In a polarized landscape with widely distrusted institutions, a more patient approach seems much more civically healthy: a mix of local outreach, public health guidance that consistently promises normalcy as a benefit of vaccination (and doesn’t withdraw it arbitrarily), and actually arguing with skeptics. (The idea that every prominent conservative entertaining skeptical arguments must be a knowing liar is an important error in its own right.)

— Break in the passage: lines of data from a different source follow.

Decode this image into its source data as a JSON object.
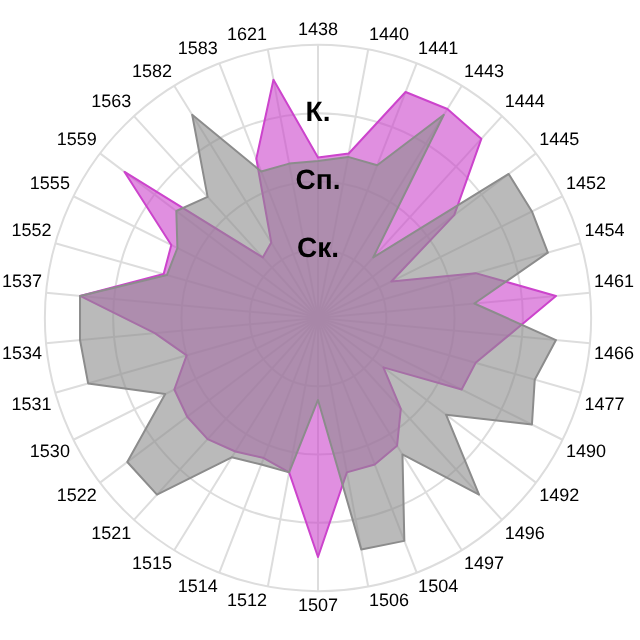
{
  "chart_data": {
    "type": "radar",
    "categories": [
      "1438",
      "1440",
      "1441",
      "1443",
      "1444",
      "1445",
      "1452",
      "1454",
      "1461",
      "1466",
      "1477",
      "1490",
      "1492",
      "1496",
      "1497",
      "1504",
      "1506",
      "1507",
      "1512",
      "1514",
      "1515",
      "1521",
      "1522",
      "1530",
      "1531",
      "1534",
      "1537",
      "1552",
      "1555",
      "1559",
      "1563",
      "1582",
      "1583",
      "1621"
    ],
    "series": [
      {
        "color": "#8c8c8c",
        "values": [
          2.3,
          2.4,
          2.4,
          3.5,
          1.2,
          3.5,
          3.5,
          3.5,
          2.3,
          3.5,
          3.3,
          3.5,
          2.35,
          3.5,
          2.35,
          3.5,
          3.45,
          1.2,
          2.3,
          2.3,
          2.4,
          3.5,
          3.5,
          2.5,
          3.5,
          3.5,
          3.5,
          2.3,
          2.3,
          2.6,
          2.4,
          3.5,
          2.3,
          2.3
        ]
      },
      {
        "color": "#cc44cc",
        "values": [
          2.35,
          2.45,
          3.55,
          3.6,
          3.55,
          2.5,
          1.2,
          2.4,
          3.5,
          2.8,
          2.4,
          2.35,
          1.2,
          1.8,
          2.2,
          2.3,
          2.3,
          3.5,
          2.3,
          2.2,
          2.3,
          2.4,
          2.4,
          2.35,
          2.0,
          2.4,
          3.5,
          2.35,
          2.4,
          3.55,
          1.2,
          1.3,
          2.5,
          3.55
        ]
      }
    ],
    "ylim": [
      0,
      4
    ],
    "yticks": [
      {
        "value": 1,
        "label": "Ск."
      },
      {
        "value": 2,
        "label": "Сп."
      },
      {
        "value": 3,
        "label": "К."
      }
    ],
    "grid": true,
    "legend": false,
    "marker": "none"
  }
}
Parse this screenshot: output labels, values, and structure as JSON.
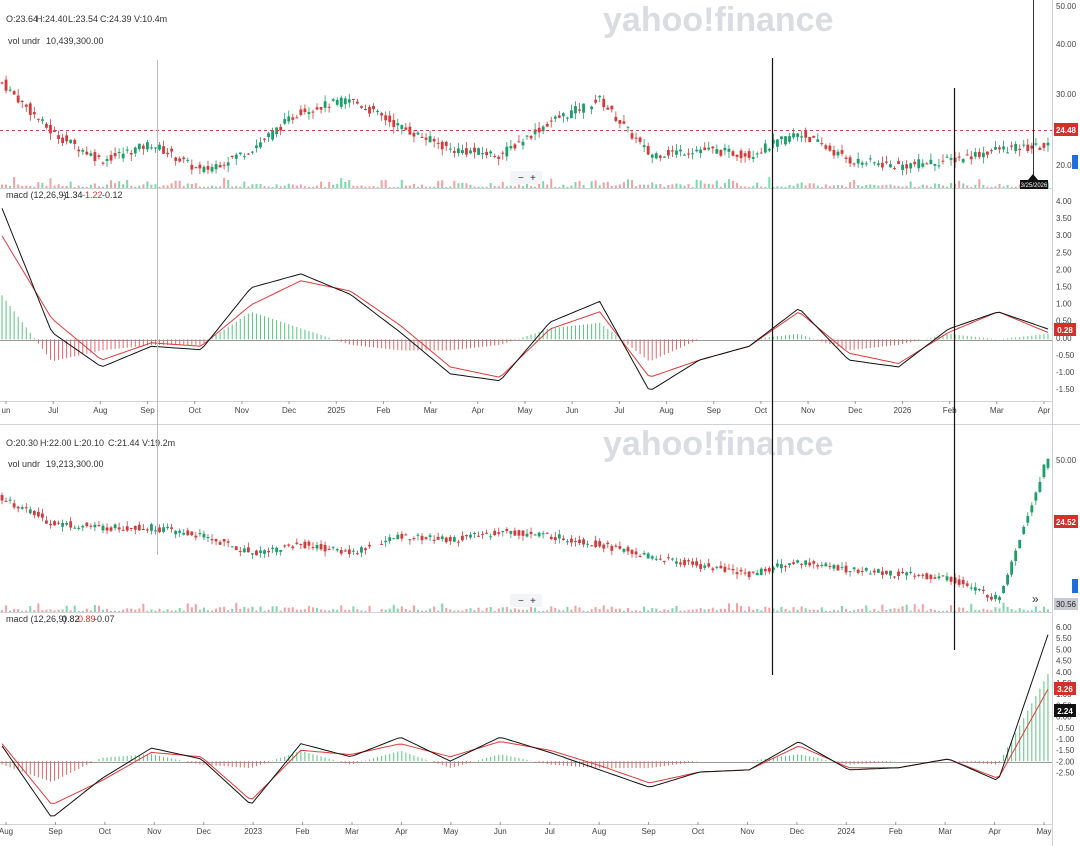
{
  "watermark": "yahoo!finance",
  "panels": [
    {
      "ohlc": {
        "o": "O:23.64",
        "h": "H:24.40",
        "l": "L:23.54",
        "c": "C:24.39",
        "v": "V:10.4m"
      },
      "volume_label": "vol undr",
      "volume_value": "10,439,300.00",
      "price_ticks": [
        "50.00",
        "40.00",
        "30.00",
        "20.00"
      ],
      "last_price": "24.48",
      "date_badge": "3/25/2026",
      "zoom": {
        "minus": "−",
        "plus": "+"
      },
      "macd_label": "macd (12,26,9)",
      "macd_values": {
        "macd": "-1.34",
        "signal": "-1.22",
        "hist": "-0.12"
      },
      "macd_ticks": [
        "4.00",
        "3.50",
        "3.00",
        "2.50",
        "2.00",
        "1.50",
        "1.00",
        "0.50",
        "0.00",
        "-0.50",
        "-1.00",
        "-1.50"
      ],
      "macd_badge": "0.28",
      "x_months": [
        "un",
        "Jul",
        "Aug",
        "Sep",
        "Oct",
        "Nov",
        "Dec",
        "2025",
        "Feb",
        "Mar",
        "Apr",
        "May",
        "Jun",
        "Jul",
        "Aug",
        "Sep",
        "Oct",
        "Nov",
        "Dec",
        "2026",
        "Feb",
        "Mar",
        "Apr"
      ]
    },
    {
      "ohlc": {
        "o": "O:20.30",
        "h": "H:22.00",
        "l": "L:20.10",
        "c": "C:21.44",
        "v": "V:19.2m"
      },
      "volume_label": "vol undr",
      "volume_value": "19,213,300.00",
      "price_ticks": [
        "50.00"
      ],
      "last_price": "24.52",
      "vol_badge": "30.56",
      "expand": "»",
      "zoom": {
        "minus": "−",
        "plus": "+"
      },
      "macd_label": "macd (12,26,9)",
      "macd_values": {
        "macd": "0.82",
        "signal": "0.89",
        "hist": "-0.07"
      },
      "macd_ticks": [
        "6.00",
        "5.50",
        "5.00",
        "4.50",
        "4.00",
        "1.50",
        "1.00",
        "0.50",
        "0.00",
        "-0.50",
        "-1.00",
        "-1.50",
        "-2.00",
        "-2.50"
      ],
      "macd_badges": [
        "3.26",
        "2.24"
      ],
      "x_months": [
        "Aug",
        "Sep",
        "Oct",
        "Nov",
        "Dec",
        "2023",
        "Feb",
        "Mar",
        "Apr",
        "May",
        "Jun",
        "Jul",
        "Aug",
        "Sep",
        "Oct",
        "Nov",
        "Dec",
        "2024",
        "Feb",
        "Mar",
        "Apr",
        "May"
      ]
    }
  ],
  "chart_data": [
    {
      "type": "candlestick",
      "series": [
        {
          "name": "price",
          "x": [
            "Jun",
            "Jul",
            "Aug",
            "Sep",
            "Oct",
            "Nov",
            "Dec",
            "2025",
            "Feb",
            "Mar",
            "Apr",
            "May",
            "Jun",
            "Jul",
            "Aug",
            "Sep",
            "Oct",
            "Nov",
            "Dec",
            "2026",
            "Feb",
            "Mar"
          ],
          "values": [
            36,
            27,
            22,
            25,
            20,
            24,
            31,
            33,
            28,
            24,
            23,
            29,
            33,
            23,
            24,
            23,
            27,
            22,
            21,
            22,
            24,
            24.5
          ]
        },
        {
          "name": "macd",
          "values": [
            3.8,
            0.2,
            -0.8,
            -0.2,
            -0.3,
            1.5,
            1.9,
            1.3,
            0.2,
            -1.0,
            -1.2,
            0.5,
            1.1,
            -1.5,
            -0.6,
            -0.2,
            0.9,
            -0.6,
            -0.8,
            0.3,
            0.8,
            0.3
          ]
        },
        {
          "name": "signal",
          "values": [
            3.0,
            0.6,
            -0.6,
            -0.1,
            -0.2,
            1.0,
            1.7,
            1.4,
            0.4,
            -0.8,
            -1.1,
            0.3,
            0.8,
            -1.1,
            -0.6,
            -0.2,
            0.8,
            -0.4,
            -0.7,
            0.2,
            0.8,
            0.2
          ]
        }
      ],
      "ylim": [
        17,
        51
      ],
      "macd_ylim": [
        -1.7,
        4.1
      ]
    },
    {
      "type": "candlestick",
      "series": [
        {
          "name": "price",
          "x": [
            "Aug",
            "Sep",
            "Oct",
            "Nov",
            "Dec",
            "2023",
            "Feb",
            "Mar",
            "Apr",
            "May",
            "Jun",
            "Jul",
            "Aug",
            "Sep",
            "Oct",
            "Nov",
            "Dec",
            "2024",
            "Feb",
            "Mar",
            "Apr",
            "May"
          ],
          "values": [
            45,
            39,
            38,
            38,
            36,
            32,
            34,
            32,
            36,
            35,
            37,
            36,
            34,
            31,
            29,
            27,
            30,
            28,
            27,
            26,
            21,
            55
          ]
        },
        {
          "name": "macd",
          "values": [
            0.7,
            -2.6,
            -0.8,
            0.6,
            0.1,
            -2.0,
            0.8,
            0.2,
            1.1,
            0.0,
            1.1,
            0.4,
            -0.4,
            -1.2,
            -0.5,
            -0.4,
            0.9,
            -0.4,
            -0.3,
            0.1,
            -0.9,
            5.8
          ]
        },
        {
          "name": "signal",
          "values": [
            0.8,
            -2.0,
            -0.9,
            0.4,
            0.2,
            -1.8,
            0.5,
            0.3,
            0.8,
            0.2,
            0.9,
            0.5,
            -0.2,
            -1.0,
            -0.5,
            -0.4,
            0.7,
            -0.3,
            -0.3,
            0.1,
            -0.8,
            3.3
          ]
        }
      ],
      "ylim": [
        18,
        62
      ],
      "macd_ylim": [
        -2.7,
        6.2
      ]
    }
  ]
}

But — and here the pro-vaxx alarm is understandable — patience has substantial costs. Combine the large unvaccinated population with the fact that vaccines are saving lives but clearly do not choke off all transmission, and we’re set up for a near-future with repeated outbreaks and fewer, but still far too many, deaths.
Some share of those deaths may be unavoidable. As William Hoenig argued in a much-cited recent Twitter thread, the Delta variant is probably a harbinger of a future in which Covid endures as an endemic disease that many people get repeatedly but whose dangers are mitigated by previous immunity, vaccines and booster shots. In that dispensation, some people will inevitably still die of Covid the way some people die of influenza; the hope of “Covid zero” is slipping out of reach.
If that is our future, though, it still matters how we get there. The more people whose first immune experience comes through a vaccine rather than the virus itself, the fewer who will die during the transition to the future status quo. (Also, the faster we reach that status quo, the less temptation in more liberal parts of the country to embrace destructive policies like school closures this coming fall or winter.)